Conspiracy theories are killing us

When popular opinion is fuelled by good sense and sane laws then popular opinion can serve us well. When it’s fuelled by conspiracy theories it can serve us poorly. It can lead us to reach bad conclusions about historical events, like the Kennedy assassination or the moon landings or the attacks of 9/11.

And sometimes the consequences of conspiracy theories can be deadly. They can lead us to think that the side effects to vaccines are somehow worse than the diseases they cure, that global warming is a hoax and we don’t need to recycle, that racism isn’t a real problem, that it’s a scam of the “woke.” People actually lose their lives every single day because of these conspiracy theories, and there is every indication that conspiracy theories are increasing in number at an alarming rate.

We are, in short, in the middle of a worldwide pandemic, and I am not talking for once about coronavirus. Conspiracy theories are a major sociological problem and they are going viral thanks to the internet. Conspiracy theories — such as the 2020 election was rigged or that masks and social distancing are taking away our Constitutional freedoms or that coronavirus vaccines have a microchip in them — are being cynically and deliberately employed to powerful effect by the Republican Party.

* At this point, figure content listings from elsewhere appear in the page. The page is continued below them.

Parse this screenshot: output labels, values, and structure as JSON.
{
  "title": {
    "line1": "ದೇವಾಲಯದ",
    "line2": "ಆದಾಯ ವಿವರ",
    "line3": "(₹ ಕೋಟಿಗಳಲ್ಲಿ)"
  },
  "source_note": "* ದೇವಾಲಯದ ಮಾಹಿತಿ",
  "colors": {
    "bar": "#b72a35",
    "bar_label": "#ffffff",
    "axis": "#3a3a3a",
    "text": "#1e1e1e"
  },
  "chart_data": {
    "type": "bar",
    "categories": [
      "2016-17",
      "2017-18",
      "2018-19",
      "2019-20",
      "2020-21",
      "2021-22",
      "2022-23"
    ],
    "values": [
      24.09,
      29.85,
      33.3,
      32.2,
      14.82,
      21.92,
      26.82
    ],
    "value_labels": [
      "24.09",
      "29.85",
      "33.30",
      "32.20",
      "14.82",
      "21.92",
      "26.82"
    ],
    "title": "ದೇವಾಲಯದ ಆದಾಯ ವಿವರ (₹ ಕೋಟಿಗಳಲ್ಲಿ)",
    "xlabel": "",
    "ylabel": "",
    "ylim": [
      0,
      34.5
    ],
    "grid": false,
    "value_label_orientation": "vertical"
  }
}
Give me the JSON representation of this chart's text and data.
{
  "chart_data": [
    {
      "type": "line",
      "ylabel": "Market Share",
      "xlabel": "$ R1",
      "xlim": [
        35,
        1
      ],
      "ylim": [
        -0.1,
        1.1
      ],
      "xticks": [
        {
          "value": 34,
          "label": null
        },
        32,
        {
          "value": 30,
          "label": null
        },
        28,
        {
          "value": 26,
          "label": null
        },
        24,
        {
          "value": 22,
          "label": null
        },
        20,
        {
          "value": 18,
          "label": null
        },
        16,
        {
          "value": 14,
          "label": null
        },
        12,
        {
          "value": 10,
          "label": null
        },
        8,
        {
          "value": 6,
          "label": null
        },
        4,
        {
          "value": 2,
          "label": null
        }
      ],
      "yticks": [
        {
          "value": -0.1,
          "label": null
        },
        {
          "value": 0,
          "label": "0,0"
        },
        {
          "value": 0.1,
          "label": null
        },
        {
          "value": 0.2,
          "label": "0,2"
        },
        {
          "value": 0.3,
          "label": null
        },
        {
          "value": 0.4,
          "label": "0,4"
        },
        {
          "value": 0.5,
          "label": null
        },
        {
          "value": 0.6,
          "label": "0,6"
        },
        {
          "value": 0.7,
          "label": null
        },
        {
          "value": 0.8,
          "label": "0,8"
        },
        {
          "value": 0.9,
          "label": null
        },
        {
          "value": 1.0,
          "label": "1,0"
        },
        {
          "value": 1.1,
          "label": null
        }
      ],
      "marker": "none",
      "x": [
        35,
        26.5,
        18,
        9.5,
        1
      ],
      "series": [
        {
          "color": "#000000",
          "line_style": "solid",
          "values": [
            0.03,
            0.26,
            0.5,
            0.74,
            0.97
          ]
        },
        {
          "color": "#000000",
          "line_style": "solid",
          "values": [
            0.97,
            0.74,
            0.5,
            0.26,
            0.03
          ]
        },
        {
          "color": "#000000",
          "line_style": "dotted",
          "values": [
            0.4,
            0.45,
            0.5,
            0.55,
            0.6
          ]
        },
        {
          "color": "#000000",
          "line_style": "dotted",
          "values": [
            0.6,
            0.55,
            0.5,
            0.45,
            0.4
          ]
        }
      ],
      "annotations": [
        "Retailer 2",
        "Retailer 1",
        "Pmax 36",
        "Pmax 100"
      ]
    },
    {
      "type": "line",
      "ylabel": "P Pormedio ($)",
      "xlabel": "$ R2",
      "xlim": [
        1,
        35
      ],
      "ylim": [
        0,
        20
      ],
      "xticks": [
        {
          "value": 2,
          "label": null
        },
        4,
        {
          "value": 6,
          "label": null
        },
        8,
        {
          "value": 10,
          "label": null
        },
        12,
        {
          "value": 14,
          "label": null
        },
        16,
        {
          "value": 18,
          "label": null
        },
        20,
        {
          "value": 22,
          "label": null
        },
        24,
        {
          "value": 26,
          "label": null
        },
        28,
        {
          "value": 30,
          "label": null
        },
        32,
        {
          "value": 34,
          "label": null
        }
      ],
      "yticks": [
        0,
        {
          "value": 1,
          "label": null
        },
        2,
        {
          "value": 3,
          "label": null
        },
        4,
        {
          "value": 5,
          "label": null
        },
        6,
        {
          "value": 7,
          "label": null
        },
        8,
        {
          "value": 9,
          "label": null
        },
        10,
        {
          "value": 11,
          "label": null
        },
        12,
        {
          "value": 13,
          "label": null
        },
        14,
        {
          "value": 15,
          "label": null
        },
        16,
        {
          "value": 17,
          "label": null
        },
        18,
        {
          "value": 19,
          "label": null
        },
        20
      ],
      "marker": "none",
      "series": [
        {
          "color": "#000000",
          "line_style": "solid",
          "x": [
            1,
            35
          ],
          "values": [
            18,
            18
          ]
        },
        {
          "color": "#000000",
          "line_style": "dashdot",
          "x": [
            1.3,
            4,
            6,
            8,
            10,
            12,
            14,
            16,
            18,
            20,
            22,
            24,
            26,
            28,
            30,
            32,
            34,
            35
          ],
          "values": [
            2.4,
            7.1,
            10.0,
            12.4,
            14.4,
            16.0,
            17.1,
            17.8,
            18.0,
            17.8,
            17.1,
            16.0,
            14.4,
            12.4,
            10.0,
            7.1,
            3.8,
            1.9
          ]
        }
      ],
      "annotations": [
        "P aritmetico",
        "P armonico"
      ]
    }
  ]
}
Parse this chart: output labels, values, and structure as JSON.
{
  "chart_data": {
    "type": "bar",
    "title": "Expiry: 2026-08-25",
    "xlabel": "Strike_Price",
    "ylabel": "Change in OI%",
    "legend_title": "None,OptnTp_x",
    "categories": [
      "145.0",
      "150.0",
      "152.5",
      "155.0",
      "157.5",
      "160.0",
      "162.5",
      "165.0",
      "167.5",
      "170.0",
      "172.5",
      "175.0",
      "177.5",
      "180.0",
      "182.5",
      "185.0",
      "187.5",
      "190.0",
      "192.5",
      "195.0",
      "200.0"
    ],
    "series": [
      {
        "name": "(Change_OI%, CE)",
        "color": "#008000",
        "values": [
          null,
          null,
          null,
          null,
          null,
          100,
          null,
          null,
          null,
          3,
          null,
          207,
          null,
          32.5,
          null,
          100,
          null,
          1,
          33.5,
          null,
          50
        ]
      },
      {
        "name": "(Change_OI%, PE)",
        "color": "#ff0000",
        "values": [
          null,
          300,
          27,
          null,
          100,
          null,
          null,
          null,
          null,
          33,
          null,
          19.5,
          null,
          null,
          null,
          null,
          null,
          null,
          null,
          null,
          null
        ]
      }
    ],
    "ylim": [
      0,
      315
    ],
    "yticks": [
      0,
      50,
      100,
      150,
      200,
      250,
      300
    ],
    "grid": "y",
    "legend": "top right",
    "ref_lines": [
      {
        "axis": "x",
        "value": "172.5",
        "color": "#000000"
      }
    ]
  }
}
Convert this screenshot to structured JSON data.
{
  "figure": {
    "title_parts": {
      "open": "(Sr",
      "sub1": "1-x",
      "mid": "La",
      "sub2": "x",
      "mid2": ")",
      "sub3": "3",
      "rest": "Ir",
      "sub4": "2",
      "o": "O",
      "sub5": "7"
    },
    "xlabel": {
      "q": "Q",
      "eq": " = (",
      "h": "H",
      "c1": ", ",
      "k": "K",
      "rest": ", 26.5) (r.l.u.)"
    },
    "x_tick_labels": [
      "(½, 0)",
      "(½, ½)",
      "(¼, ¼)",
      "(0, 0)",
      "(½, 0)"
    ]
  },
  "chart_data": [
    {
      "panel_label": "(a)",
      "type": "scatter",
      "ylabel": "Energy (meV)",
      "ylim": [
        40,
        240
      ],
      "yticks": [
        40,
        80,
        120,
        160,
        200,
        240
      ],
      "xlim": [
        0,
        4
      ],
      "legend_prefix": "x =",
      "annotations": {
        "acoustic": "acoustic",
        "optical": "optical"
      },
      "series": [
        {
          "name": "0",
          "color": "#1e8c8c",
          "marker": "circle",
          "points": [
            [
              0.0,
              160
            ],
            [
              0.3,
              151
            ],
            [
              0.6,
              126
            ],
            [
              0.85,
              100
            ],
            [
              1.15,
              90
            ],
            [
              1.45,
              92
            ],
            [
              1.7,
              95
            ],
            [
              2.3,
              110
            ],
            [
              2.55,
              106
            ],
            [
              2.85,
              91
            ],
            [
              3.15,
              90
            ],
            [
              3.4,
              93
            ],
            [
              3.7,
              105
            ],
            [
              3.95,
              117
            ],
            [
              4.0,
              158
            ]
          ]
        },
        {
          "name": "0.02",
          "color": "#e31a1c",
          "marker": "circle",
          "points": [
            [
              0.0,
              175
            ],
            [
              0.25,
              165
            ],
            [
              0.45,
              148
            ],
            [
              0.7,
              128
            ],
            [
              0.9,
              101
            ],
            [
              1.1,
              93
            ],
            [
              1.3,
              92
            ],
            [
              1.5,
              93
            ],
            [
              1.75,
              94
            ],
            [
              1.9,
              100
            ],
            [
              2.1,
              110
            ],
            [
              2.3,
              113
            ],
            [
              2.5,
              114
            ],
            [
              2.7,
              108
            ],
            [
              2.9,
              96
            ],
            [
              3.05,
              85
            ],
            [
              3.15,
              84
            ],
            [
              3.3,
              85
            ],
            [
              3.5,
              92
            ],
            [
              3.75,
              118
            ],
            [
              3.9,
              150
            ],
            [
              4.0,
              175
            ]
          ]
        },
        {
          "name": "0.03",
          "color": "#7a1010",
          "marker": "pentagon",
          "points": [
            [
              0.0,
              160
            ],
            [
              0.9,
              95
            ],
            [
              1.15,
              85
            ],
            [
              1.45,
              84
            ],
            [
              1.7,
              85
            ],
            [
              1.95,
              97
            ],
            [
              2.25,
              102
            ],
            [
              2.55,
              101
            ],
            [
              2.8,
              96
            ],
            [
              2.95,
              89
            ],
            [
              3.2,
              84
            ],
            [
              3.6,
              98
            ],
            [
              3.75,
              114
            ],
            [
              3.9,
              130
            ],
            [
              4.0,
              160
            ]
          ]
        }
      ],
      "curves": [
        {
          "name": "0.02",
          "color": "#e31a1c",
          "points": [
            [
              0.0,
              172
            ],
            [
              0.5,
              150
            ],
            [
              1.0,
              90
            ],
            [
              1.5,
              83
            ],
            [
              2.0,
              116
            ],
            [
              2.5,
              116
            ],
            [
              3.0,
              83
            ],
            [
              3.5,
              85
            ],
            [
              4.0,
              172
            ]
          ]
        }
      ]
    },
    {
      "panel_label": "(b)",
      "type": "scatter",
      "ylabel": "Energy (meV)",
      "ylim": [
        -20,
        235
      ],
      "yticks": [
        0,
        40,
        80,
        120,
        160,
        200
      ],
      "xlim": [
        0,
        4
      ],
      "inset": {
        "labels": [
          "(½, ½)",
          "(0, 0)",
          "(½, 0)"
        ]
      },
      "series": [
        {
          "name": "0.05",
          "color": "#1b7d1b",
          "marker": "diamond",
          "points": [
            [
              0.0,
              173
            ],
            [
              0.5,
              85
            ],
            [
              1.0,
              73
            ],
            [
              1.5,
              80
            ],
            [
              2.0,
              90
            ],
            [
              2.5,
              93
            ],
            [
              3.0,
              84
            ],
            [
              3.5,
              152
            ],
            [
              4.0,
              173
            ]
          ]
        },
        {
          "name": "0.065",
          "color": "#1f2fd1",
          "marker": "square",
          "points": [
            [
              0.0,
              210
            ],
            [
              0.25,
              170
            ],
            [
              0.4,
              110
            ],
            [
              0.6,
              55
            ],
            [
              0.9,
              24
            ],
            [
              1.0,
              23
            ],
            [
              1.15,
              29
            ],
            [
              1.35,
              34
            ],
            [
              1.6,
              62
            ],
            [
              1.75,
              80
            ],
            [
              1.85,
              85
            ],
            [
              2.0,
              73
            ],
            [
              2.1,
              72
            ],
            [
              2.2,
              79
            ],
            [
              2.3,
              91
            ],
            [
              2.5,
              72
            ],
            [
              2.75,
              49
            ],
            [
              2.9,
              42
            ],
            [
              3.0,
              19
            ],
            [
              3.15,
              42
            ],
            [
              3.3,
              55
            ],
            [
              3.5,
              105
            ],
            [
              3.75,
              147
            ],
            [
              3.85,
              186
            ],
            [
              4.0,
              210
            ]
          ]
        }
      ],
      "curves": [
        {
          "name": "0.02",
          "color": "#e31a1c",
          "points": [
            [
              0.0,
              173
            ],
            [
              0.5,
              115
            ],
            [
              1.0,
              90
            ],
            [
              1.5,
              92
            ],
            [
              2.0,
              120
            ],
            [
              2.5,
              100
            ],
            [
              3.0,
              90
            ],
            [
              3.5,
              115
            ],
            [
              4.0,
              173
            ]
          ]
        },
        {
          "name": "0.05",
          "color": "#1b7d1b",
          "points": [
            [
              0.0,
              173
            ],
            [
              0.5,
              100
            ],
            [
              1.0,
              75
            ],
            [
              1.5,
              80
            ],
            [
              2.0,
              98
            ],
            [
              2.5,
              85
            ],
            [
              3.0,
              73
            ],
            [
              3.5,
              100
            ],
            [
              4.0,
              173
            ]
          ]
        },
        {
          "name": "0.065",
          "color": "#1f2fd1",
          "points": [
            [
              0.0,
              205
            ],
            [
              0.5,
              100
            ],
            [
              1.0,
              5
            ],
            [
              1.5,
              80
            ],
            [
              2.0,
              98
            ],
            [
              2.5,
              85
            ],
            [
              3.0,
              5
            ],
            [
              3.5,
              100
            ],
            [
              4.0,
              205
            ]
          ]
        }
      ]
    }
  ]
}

Nothing new about politicians lying to get their way. In a nation with a significant portion of the economy governed by advertising dollar$, we might think folks had already figured that out. But, on one hand [this is strictly subjective], I think advertisers simply can’t getaway with lying as much as life before the Internet. On the other hand…the article even suggests this…the Internet swallows up any critical evaluation of information that might straighten out the gullible and spits crap back out as fact…when offered by cultural heroes of no value whatsoever. Like the meathead up top of this post.

4 thoughts on “Conspiracy theories are killing us

  1. Luke 17:32 says:

    ”Kenneth, what is the frequency?” became more than just the question that Dan Rather, the CBS news anchor, said he was asked during an attack in 1986 that some detractors unfairly dismissed as apocryphal. It became a nonsensical oddity and an unsolved mystery: Who said it, and why, and what ever happened to him?
    Now, it seems, there may be some answers, as The Daily News first reported on Wednesday. According to Mr. Rather and law enforcement officials, the man who punched and kicked him appears to be the same man who, in 1994, fatally shot an NBC stagehand outside Rockefeller Center.
    And in both cases, the motive was distrust and suspicion of the news media, said Dr. Park Dietz, a forensic psychiatrist who examined the man, William Tager, after the shooting of the stagehand, Campbell Theron Montgomery, 33. Dr. Dietz said in a telephone interview yesterday that Mr. Tager, serving a 121/2 – to 25-year sentence for manslaughter, believed that messages were being broadcast directly to him on the evening news. https://www.nytimes.com/1997/01/30/nyregion/belatedly-the-riddle-of-an-attack-on-rather-is-solved.html

  2. dolphinwrite says:

    It’s become so generally common to lump truths with lies or rhetoric. I can agree that racism is wrong, though you can’t legislate thought, but I can’t believe anyone who believes in man-made global warming, because of 3 reasons: 1) The data required is far too numerous to even begin to comprehend, and part of this, we got by listening to the non-pc scientists who do the hard research but won’t bow to government grants, 2) Even if the globe were warming, as it has long before humans were around, no one could predict whether that would be a good, bad, or somewhere in-between thing, nor that the Earth would adapt, as it has long before we were around, 3) I’ve never met a person who believes in things like global warming, Covid requires vaccines even when they’ve gotten it, who ever follow the rabbit down the trail of reason. It’s all emotions. No reality. And that’s what we’ve noticed.